I've started to do that more with blog posts that I read but even then I don't do it enough. Social media is conditioning us into staring likes and retweets and follower numbers as the source of truth but what those miss is the times when people read your blog posts and enjoy them. I know from my own experience that I don't always like/retweet everything I see in social media even if I enjoy them. So I try to remind myself that others can enjoy my writing too even if it doesn't show up in those metrics.

So if you've read something this week that was interesting, captivating, entertaining, funny or educational, consider sending the writer a message.

Perspectives on developer blogging from other people

If you're interested in anything monetization related (picking up your topics based on what brings audience, making money with blog, SEO, etc), I recommend checking out Monica Lent's Blogging for Devs course and community. Stephanie Morillo also has incredible content for you, including The Developer's Guide to Content Creation.

Sara Soueidan's Just write. article is a good source of inspiration and reminder for writing when you have something to share, even if it's not the biggest and most researched article.
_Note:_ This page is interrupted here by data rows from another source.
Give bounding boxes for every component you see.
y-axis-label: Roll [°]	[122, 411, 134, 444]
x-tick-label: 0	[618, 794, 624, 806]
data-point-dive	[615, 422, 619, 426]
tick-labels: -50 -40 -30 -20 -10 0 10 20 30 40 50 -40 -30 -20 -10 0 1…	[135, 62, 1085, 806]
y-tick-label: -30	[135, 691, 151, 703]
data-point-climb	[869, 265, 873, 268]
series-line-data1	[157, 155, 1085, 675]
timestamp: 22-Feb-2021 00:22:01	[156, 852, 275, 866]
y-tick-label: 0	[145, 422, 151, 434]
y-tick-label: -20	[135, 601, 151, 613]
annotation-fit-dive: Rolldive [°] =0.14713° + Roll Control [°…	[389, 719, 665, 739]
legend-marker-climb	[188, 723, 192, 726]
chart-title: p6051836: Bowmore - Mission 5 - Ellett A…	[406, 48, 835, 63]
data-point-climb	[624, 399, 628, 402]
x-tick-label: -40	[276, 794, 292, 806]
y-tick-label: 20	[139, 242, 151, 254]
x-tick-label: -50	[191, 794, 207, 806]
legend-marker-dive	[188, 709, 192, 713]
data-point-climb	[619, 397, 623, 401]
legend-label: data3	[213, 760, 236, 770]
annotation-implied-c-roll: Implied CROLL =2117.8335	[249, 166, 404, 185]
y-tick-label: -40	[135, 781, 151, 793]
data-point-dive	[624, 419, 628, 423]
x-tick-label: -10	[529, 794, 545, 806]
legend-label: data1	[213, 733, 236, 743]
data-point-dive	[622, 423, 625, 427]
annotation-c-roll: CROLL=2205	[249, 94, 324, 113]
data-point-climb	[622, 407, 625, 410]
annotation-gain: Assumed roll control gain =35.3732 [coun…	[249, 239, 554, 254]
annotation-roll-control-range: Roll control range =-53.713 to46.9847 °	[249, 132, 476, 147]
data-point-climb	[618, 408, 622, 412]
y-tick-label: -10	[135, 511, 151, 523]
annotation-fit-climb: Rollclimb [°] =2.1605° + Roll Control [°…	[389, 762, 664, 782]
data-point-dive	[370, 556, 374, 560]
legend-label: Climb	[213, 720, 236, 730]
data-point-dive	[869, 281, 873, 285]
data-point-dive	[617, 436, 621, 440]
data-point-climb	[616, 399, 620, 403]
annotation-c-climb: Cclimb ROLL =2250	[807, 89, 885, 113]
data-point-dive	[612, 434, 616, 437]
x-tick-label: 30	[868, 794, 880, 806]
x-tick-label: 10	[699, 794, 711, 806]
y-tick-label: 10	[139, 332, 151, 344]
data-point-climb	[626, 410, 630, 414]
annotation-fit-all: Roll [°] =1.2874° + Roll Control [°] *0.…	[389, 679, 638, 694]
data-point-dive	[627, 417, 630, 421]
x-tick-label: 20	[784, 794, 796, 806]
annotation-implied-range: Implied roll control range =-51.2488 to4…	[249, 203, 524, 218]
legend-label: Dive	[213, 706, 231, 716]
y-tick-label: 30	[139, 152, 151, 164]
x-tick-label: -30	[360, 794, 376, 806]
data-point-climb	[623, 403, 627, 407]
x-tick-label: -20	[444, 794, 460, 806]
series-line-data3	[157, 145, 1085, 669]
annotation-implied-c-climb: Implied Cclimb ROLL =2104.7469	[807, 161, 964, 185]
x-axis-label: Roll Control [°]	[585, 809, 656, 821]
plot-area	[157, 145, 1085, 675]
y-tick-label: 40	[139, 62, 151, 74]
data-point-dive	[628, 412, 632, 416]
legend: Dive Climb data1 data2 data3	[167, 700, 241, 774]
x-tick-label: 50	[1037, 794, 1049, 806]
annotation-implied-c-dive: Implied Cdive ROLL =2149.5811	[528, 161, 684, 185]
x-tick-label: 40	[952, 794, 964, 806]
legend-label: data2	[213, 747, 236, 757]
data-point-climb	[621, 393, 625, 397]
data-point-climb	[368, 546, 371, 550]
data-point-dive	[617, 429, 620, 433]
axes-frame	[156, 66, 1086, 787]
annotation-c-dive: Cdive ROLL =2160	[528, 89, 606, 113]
Morten Rand-Hendriksen's Blogging is Dead. Long live ephemerality. is one of those pieces that I refer to constantly. It's a great commentary on how platforms like Instagram and TikTok has changed the scene and also why blogging is a great format for content that can live for a long time and be accessed and referred to easily.

Two blog posts that have helped me during my internal struggles about my topics and audience this year are Rach Smith's To be whole is the goal and Nat Eliason's Be Yourself, Not a Niche. They both talk about how we are more than just the niche content we might aim to create and why it's perfectly reasonable and great to have a personal blog that explores different aspects and interests of your life.

Leticia Portella's Why you should have a blog (and write in it) is another good article about motivations and benefits for blogging and also ideas for what to write about.

However, blogging isn't always just sunshine and flowers. Eeva-Jonna Panula wrote a good blog post about The Dark Side of Blogging where she brings up topics like self-pressure and the negative response you might get from your writing.

And not a blog post about blogging but an example of very different style, I always want to bring up Ruksi Laine's /notes page that is more of a collection of notes than a prose-style blog. It's a brilliant example of how you can reach the benefits of blogging without having to write long posts.

And as Seth Godin says in his post The most important blog post: "And the most important post? The one you’ll write tomorrow."